Created on 2022-11-05 with reprex v2.0.2

quantixed commented 1 year ago

Hello @mickmars51, I would say that this is more of a question about data wrangling with the output from rentrez, not an issue with rentrez itself and should be closed. I have answered your question on SO: https://stackoverflow.com/a/74339329/12286645

You can inspect the xml file, pulled by entrez_fetch() in your code example, saved in Data/records.xml to see what can be parsed from it. AFAIK, the call you are making in your example pulls all available data for the records.

michael-mazzucco commented 1 year ago

hello @quantixed thank you for giving me an answer! also thank you for writing the original article, huge fan of your work. unfortunately the data wrangling approach won't solve my issue due to a lack of concordance between author and affiliation order (shown in SO comment example). however, the real issue I am trying to get at with affiliation is what country the senior and first authors are publishing from so maybe that information can be pulled in another way and stitched?

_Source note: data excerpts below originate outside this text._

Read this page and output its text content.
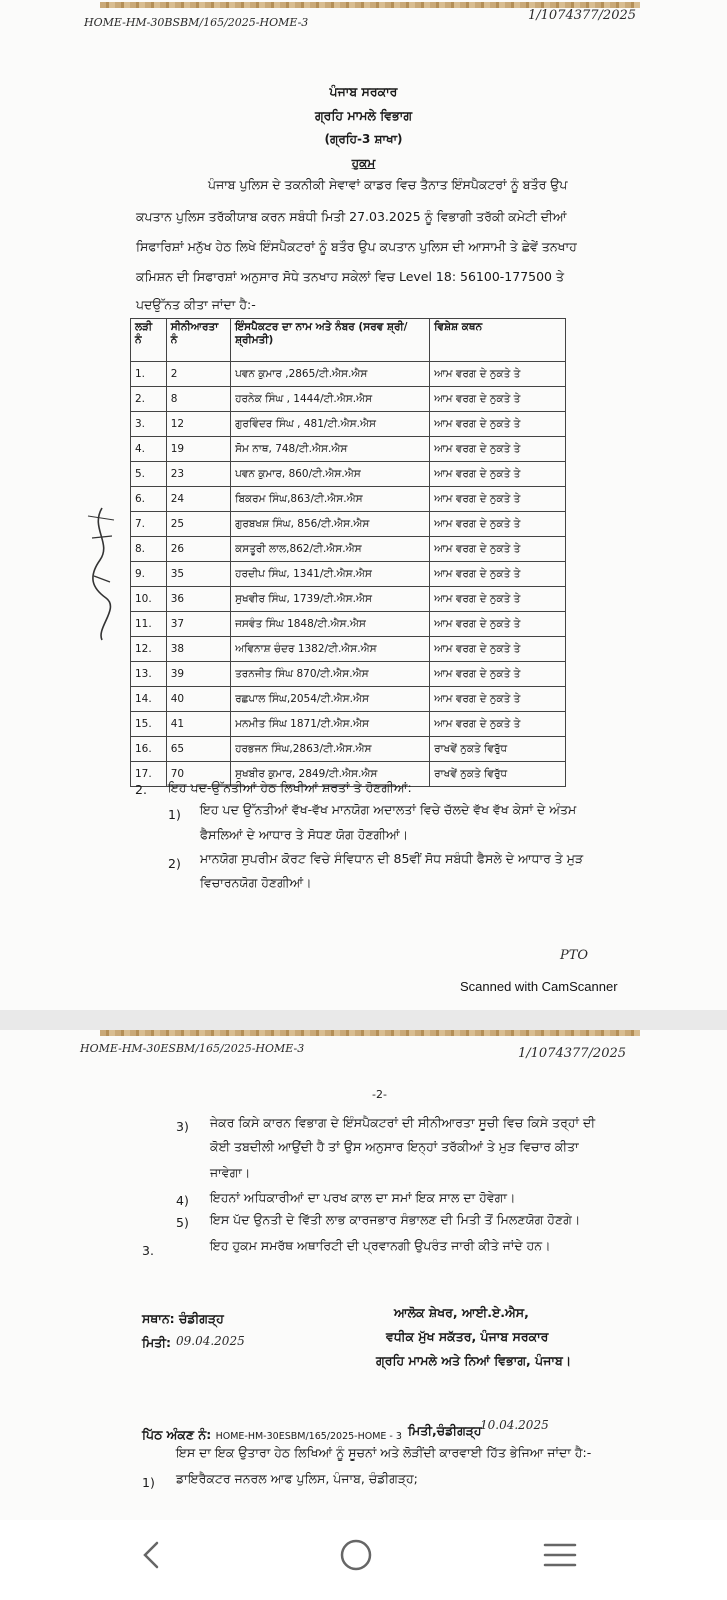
HOME-HM-30BSBM/165/2025-HOME-3	1/1074377/2025
ਪੰਜਾਬ ਸਰਕਾਰ
ਗ੍ਰਹਿ ਮਾਮਲੇ ਵਿਭਾਗ
(ਗ੍ਰਹਿ-3 ਸ਼ਾਖਾ)
ਹੁਕਮ
ਪੰਜਾਬ ਪੁਲਿਸ ਦੇ ਤਕਨੀਕੀ ਸੇਵਾਵਾਂ ਕਾਡਰ ਵਿਚ ਤੈਨਾਤ ਇੰਸਪੈਕਟਰਾਂ ਨੂੰ ਬਤੌਰ ਉਪ
ਕਪਤਾਨ ਪੁਲਿਸ ਤਰੱਕੀਯਾਬ ਕਰਨ ਸਬੰਧੀ ਮਿਤੀ 27.03.2025 ਨੂੰ ਵਿਭਾਗੀ ਤਰੱਕੀ ਕਮੇਟੀ ਦੀਆਂ
ਸਿਫਾਰਿਸ਼ਾਂ ਮਨੁੱਖ ਹੇਠ ਲਿਖੇ ਇੰਸਪੈਕਟਰਾਂ ਨੂੰ ਬਤੌਰ ਉਪ ਕਪਤਾਨ ਪੁਲਿਸ ਦੀ ਆਸਾਮੀ ਤੇ ਛੇਵੇਂ ਤਨਖਾਹ
ਕਮਿਸ਼ਨ ਦੀ ਸਿਫਾਰਸ਼ਾਂ ਅਨੁਸਾਰ ਸੋਧੇ ਤਨਖਾਹ ਸਕੇਲਾਂ ਵਿਚ Level 18: 56100-177500 ਤੇ
ਪਦਉੱਨਤ ਕੀਤਾ ਜਾਂਦਾ ਹੈ:-
ਲੜੀ ਨੰ	ਸੀਨੀਆਰਤਾ ਨੰ	ਇੰਸਪੈਕਟਰ ਦਾ ਨਾਮ ਅਤੇ ਨੰਬਰ (ਸਰਵ ਸ਼੍ਰੀ/ਸ਼੍ਰੀਮਤੀ)	ਵਿਸ਼ੇਸ਼ ਕਥਨ
1.	2	ਪਵਨ ਕੁਮਾਰ ,2865/ਟੀ.ਐਸ.ਐਸ	ਆਮ ਵਰਗ ਦੇ ਨੁਕਤੇ ਤੇ
2.	8	ਹਰਨੇਕ ਸਿੰਘ , 1444/ਟੀ.ਐਸ.ਐਸ	ਆਮ ਵਰਗ ਦੇ ਨੁਕਤੇ ਤੇ
3.	12	ਗੁਰਵਿੰਦਰ ਸਿੰਘ , 481/ਟੀ.ਐਸ.ਐਸ	ਆਮ ਵਰਗ ਦੇ ਨੁਕਤੇ ਤੇ
4.	19	ਸੋਮ ਨਾਥ, 748/ਟੀ.ਐਸ.ਐਸ	ਆਮ ਵਰਗ ਦੇ ਨੁਕਤੇ ਤੇ
5.	23	ਪਵਨ ਕੁਮਾਰ, 860/ਟੀ.ਐਸ.ਐਸ	ਆਮ ਵਰਗ ਦੇ ਨੁਕਤੇ ਤੇ
6.	24	ਬਿਕਰਮ ਸਿੰਘ,863/ਟੀ.ਐਸ.ਐਸ	ਆਮ ਵਰਗ ਦੇ ਨੁਕਤੇ ਤੇ
7.	25	ਗੁਰਬਖਸ਼ ਸਿੰਘ, 856/ਟੀ.ਐਸ.ਐਸ	ਆਮ ਵਰਗ ਦੇ ਨੁਕਤੇ ਤੇ
8.	26	ਕਸਤੂਰੀ ਲਾਲ,862/ਟੀ.ਐਸ.ਐਸ	ਆਮ ਵਰਗ ਦੇ ਨੁਕਤੇ ਤੇ
9.	35	ਹਰਦੀਪ ਸਿੰਘ, 1341/ਟੀ.ਐਸ.ਐਸ	ਆਮ ਵਰਗ ਦੇ ਨੁਕਤੇ ਤੇ
10.	36	ਸੁਖਵੀਰ ਸਿੰਘ, 1739/ਟੀ.ਐਸ.ਐਸ	ਆਮ ਵਰਗ ਦੇ ਨੁਕਤੇ ਤੇ
11.	37	ਜਸਵੰਤ ਸਿੰਘ 1848/ਟੀ.ਐਸ.ਐਸ	ਆਮ ਵਰਗ ਦੇ ਨੁਕਤੇ ਤੇ
12.	38	ਅਵਿਨਾਸ਼ ਚੰਦਰ 1382/ਟੀ.ਐਸ.ਐਸ	ਆਮ ਵਰਗ ਦੇ ਨੁਕਤੇ ਤੇ
13.	39	ਤਰਨਜੀਤ ਸਿੰਘ 870/ਟੀ.ਐਸ.ਐਸ	ਆਮ ਵਰਗ ਦੇ ਨੁਕਤੇ ਤੇ
14.	40	ਰਛਪਾਲ ਸਿੰਘ,2054/ਟੀ.ਐਸ.ਐਸ	ਆਮ ਵਰਗ ਦੇ ਨੁਕਤੇ ਤੇ
15.	41	ਮਨਮੀਤ ਸਿੰਘ 1871/ਟੀ.ਐਸ.ਐਸ	ਆਮ ਵਰਗ ਦੇ ਨੁਕਤੇ ਤੇ
16.	65	ਹਰਭਜਨ ਸਿੰਘ,2863/ਟੀ.ਐਸ.ਐਸ	ਰਾਖਵੇਂ ਨੁਕਤੇ ਵਿਰੁੱਧ
17.	70	ਸੁਖਬੀਰ ਕੁਮਾਰ, 2849/ਟੀ.ਐਸ.ਐਸ	ਰਾਖਵੇਂ ਨੁਕਤੇ ਵਿਰੁੱਧ
2. ਇਹ ਪਦ-ਉੱਨਤੀਆਂ ਹੇਠ ਲਿਖੀਆਂ ਸ਼ਰਤਾਂ ਤੇ ਹੋਣਗੀਆਂ:
1) ਇਹ ਪਦ ਉੱਨਤੀਆਂ ਵੱਖ-ਵੱਖ ਮਾਨਯੋਗ ਅਦਾਲਤਾਂ ਵਿਚੇ ਚੱਲਦੇ ਵੱਖ ਵੱਖ ਕੇਸਾਂ ਦੇ ਅੰਤਮ
ਫੈਸਲਿਆਂ ਦੇ ਆਧਾਰ ਤੇ ਸੋਧਣ ਯੋਗ ਹੋਣਗੀਆਂ।
2) ਮਾਨਯੋਗ ਸੁਪਰੀਮ ਕੋਰਟ ਵਿਚੇ ਸੰਵਿਧਾਨ ਦੀ 85ਵੀਂ ਸੋਧ ਸਬੰਧੀ ਫੈਸਲੇ ਦੇ ਆਧਾਰ ਤੇ ਮੁੜ
ਵਿਚਾਰਨਯੋਗ ਹੋਣਗੀਆਂ।
PTO
Scanned with CamScanner
HOME-HM-30ESBM/165/2025-HOME-3	1/1074377/2025
-2-
3) ਜੇਕਰ ਕਿਸੇ ਕਾਰਨ ਵਿਭਾਗ ਦੇ ਇੰਸਪੈਕਟਰਾਂ ਦੀ ਸੀਨੀਆਰਤਾ ਸੂਚੀ ਵਿਚ ਕਿਸੇ ਤਰ੍ਹਾਂ ਦੀ
ਕੋਈ ਤਬਦੀਲੀ ਆਉਂਦੀ ਹੈ ਤਾਂ ਉਸ ਅਨੁਸਾਰ ਇਨ੍ਹਾਂ ਤਰੱਕੀਆਂ ਤੇ ਮੁੜ ਵਿਚਾਰ ਕੀਤਾ
ਜਾਵੇਗਾ।
4) ਇਹਨਾਂ ਅਧਿਕਾਰੀਆਂ ਦਾ ਪਰਖ ਕਾਲ ਦਾ ਸਮਾਂ ਇਕ ਸਾਲ ਦਾ ਹੋਵੇਗਾ।
5) ਇਸ ਪੱਦ ਉਨਤੀ ਦੇ ਵਿੱਤੀ ਲਾਭ ਕਾਰਜਭਾਰ ਸੰਭਾਲਣ ਦੀ ਮਿਤੀ ਤੋਂ ਮਿਲਣਯੋਗ ਹੋਣਗੇ।
3.	ਇਹ ਹੁਕਮ ਸਮਰੱਥ ਅਥਾਰਿਟੀ ਦੀ ਪ੍ਰਵਾਨਗੀ ਉਪਰੰਤ ਜਾਰੀ ਕੀਤੇ ਜਾਂਦੇ ਹਨ।
ਸਥਾਨ: ਚੰਡੀਗੜ੍ਹ
ਮਿਤੀ: 09.04.2025
ਆਲੋਕ ਸ਼ੇਖਰ, ਆਈ.ਏ.ਐਸ,
ਵਧੀਕ ਮੁੱਖ ਸਕੱਤਰ, ਪੰਜਾਬ ਸਰਕਾਰ
ਗ੍ਰਹਿ ਮਾਮਲੇ ਅਤੇ ਨਿਆਂ ਵਿਭਾਗ, ਪੰਜਾਬ।
ਪਿੱਠ ਅੰਕਣ ਨੰ: HOME-HM-30ESBM/165/2025-HOME - 3 ਮਿਤੀ,ਚੰਡੀਗੜ੍ਹ
10.04.2025
ਇਸ ਦਾ ਇਕ ਉਤਾਰਾ ਹੇਠ ਲਿਖਿਆਂ ਨੂੰ ਸੂਚਨਾਂ ਅਤੇ ਲੋੜੀਂਦੀ ਕਾਰਵਾਈ ਹਿੱਤ ਭੇਜਿਆ ਜਾਂਦਾ ਹੈ:-
1) ਡਾਇਰੈਕਟਰ ਜਨਰਲ ਆਫ ਪੁਲਿਸ, ਪੰਜਾਬ, ਚੰਡੀਗੜ੍ਹ;
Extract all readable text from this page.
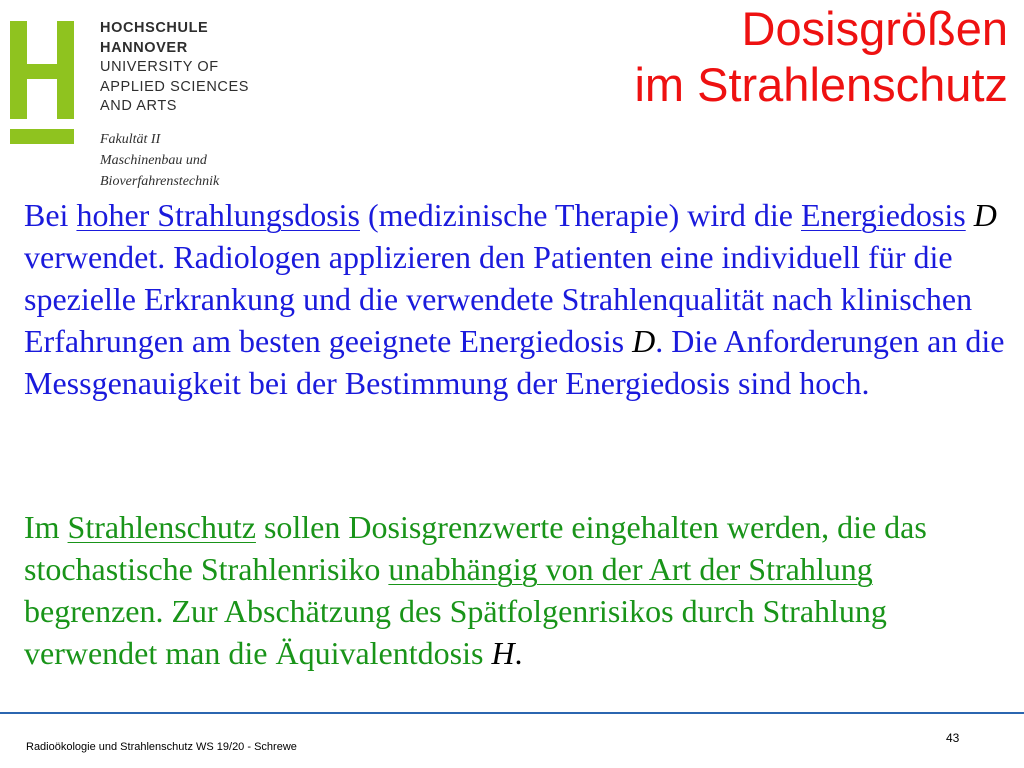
HOCHSCHULE
HANNOVER
UNIVERSITY OF
APPLIED SCIENCES
AND ARTS
Fakultät II
Maschinenbau und
Bioverfahrenstechnik
Dosisgrößen
im Strahlenschutz

Bei hoher Strahlungsdosis (medizinische Therapie) wird die Energiedosis D verwendet. Radiologen applizieren den Patienten eine individuell für die spezielle Erkrankung und die verwendete Strahlenqualität nach klinischen Erfahrungen am besten geeignete Energiedosis D. Die Anforderungen an die Messgenauigkeit bei der Bestimmung der Energiedosis sind hoch.

Im Strahlenschutz sollen Dosisgrenzwerte eingehalten werden, die das stochastische Strahlenrisiko unabhängig von der Art der Strahlung begrenzen. Zur Abschätzung des Spätfolgenrisikos durch Strahlung verwendet man die Äquivalentdosis H.

Radioökologie und Strahlenschutz WS 19/20 - Schrewe
43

I'd like to leave this up for about a week just to see suggestions as I agree this isn't a rentrez issue but more of a question on how I can best utilize its capabilities. especially the pmcrefcount I think would be fascinating to see if lag times do correlate with citation volume or if it has changed over time. hopefully it will be solved and help others in the future with similar questions. if I do find a fix I will be sure to comment here and close immediately. thank you again!